Foremost Farms will coordinate with the state milk inspector to place DCC in a “dry” status
In just a few weeks, there have been many changes on the UW–Madison campus – in-person classes have been replaced with distance learning alternatives and nearly all faculty, staff and students are working remotely in accordance with Gov. Evers’ “Safer at Home” order. Under these extraordinary circumstances, the College of Agricultural and Life Sciences has closed campus’ Dairy Cattle Center (DCC) for up to 60 days, effective Friday, March 27.
“Without students on campus or significant research being conducted in the DCC, and in anticipation of possible labor shortages due to COVID-19 illness, it was a straightforward choice to temporarily close the campus facility and consolidate our herd at our agricultural research stations,” says Kent Weigel, professor and chair of the Department of Dairy Science.
The final milking occurred on Friday, March 27. Employees will spend the next several days cleaning the facility to prepare for a reopening. External vendors will assist with shutting down the milking equipment and safely capping the silos to maintain the quality of the feed that remains in storage. Full-time employees at the Dairy Cattle Center will be given the opportunity to work at the Emmons Blaine Dairy Cattle Research Center located at the university’s Arlington Agricultural Research Station.
Foremost Farms, the Wisconsin-based dairy processing cooperative that collects milk from the DCC cows, will coordinate with the state milk inspector at DATCP to place the DCC in a “dry” status. If the closure lasts longer than 60 days, the DCC will need to undergo a reopening inspection to maintain its grade-A milk license. University officials will reevaluate plans for the DCC in early May.

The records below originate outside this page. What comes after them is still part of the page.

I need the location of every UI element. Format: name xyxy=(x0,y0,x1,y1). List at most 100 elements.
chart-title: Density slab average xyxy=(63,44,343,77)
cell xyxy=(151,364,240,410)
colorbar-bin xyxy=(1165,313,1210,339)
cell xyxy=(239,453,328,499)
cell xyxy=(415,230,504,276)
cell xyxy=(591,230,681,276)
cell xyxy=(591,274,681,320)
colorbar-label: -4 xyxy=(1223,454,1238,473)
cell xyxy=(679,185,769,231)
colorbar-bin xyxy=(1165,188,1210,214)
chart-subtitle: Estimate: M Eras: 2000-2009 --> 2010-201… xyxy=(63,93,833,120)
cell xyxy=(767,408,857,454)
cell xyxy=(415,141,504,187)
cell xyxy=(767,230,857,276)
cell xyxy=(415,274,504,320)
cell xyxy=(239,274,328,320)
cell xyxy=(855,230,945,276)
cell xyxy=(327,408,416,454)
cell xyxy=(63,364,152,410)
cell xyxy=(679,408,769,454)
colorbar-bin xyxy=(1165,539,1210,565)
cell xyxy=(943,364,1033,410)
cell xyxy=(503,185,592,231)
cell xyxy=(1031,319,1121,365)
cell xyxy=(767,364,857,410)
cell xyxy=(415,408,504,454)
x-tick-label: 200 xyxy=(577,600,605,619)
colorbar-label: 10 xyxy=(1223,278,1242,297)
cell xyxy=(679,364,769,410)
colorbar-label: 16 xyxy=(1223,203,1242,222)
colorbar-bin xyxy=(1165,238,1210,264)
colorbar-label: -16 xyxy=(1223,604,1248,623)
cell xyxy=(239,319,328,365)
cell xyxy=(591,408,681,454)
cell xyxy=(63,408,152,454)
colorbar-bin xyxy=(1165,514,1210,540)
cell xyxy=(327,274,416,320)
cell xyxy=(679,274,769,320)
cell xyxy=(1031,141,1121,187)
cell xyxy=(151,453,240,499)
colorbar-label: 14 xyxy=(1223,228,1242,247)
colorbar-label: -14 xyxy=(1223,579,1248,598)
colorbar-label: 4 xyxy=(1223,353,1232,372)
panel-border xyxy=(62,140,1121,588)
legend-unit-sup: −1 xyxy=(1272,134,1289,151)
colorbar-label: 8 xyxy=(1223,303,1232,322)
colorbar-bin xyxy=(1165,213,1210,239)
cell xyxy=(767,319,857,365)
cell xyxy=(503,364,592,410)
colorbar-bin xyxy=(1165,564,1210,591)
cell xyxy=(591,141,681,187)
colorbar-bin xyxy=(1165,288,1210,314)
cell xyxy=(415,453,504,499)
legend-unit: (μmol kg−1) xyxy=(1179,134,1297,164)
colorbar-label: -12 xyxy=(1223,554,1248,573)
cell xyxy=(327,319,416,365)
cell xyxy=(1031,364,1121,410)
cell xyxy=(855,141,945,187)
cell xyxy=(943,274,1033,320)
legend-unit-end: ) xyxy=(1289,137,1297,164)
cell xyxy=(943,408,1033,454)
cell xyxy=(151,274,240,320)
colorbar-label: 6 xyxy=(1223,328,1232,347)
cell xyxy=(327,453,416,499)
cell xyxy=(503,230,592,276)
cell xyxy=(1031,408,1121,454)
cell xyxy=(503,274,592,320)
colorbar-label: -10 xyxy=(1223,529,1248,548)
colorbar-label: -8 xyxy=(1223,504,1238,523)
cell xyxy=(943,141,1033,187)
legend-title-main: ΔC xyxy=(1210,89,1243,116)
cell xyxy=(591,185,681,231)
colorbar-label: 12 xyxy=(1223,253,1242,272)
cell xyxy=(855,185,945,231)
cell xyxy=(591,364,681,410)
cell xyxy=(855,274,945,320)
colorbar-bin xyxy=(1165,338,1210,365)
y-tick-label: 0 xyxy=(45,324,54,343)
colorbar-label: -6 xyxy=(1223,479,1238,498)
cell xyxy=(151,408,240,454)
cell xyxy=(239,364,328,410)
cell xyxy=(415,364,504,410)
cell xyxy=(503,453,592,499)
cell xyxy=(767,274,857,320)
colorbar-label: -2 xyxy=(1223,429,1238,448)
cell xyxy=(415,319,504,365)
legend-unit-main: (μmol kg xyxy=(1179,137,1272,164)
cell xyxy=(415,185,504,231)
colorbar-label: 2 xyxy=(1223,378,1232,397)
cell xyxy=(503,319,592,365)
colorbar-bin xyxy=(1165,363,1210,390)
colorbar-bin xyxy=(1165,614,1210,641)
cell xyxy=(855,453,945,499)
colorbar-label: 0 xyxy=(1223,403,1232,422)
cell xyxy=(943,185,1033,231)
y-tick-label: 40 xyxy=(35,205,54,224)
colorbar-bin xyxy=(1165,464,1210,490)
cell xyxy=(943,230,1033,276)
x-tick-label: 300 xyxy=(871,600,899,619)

The DCC was built in 1956 to replace the original dairy barn built in 1898. It underwent a $3 million renovation in 2013 to update feed storage, milking facilities, ventilation and living conditions for the cattle, as well as a $800,000 renovation of the classroom, laboratory, and locker room spaces in 2017. In a typical academic year, the facility is used heavily by undergraduate, graduate and professional students in UW–Madison’s dairy science, veterinary medicine and Farm and Industry Short Course programs for hands-on training and research. Fifteen courses use the facility during a typical academic year. It is also used for numerous research projects that require close proximity to campus laboratories.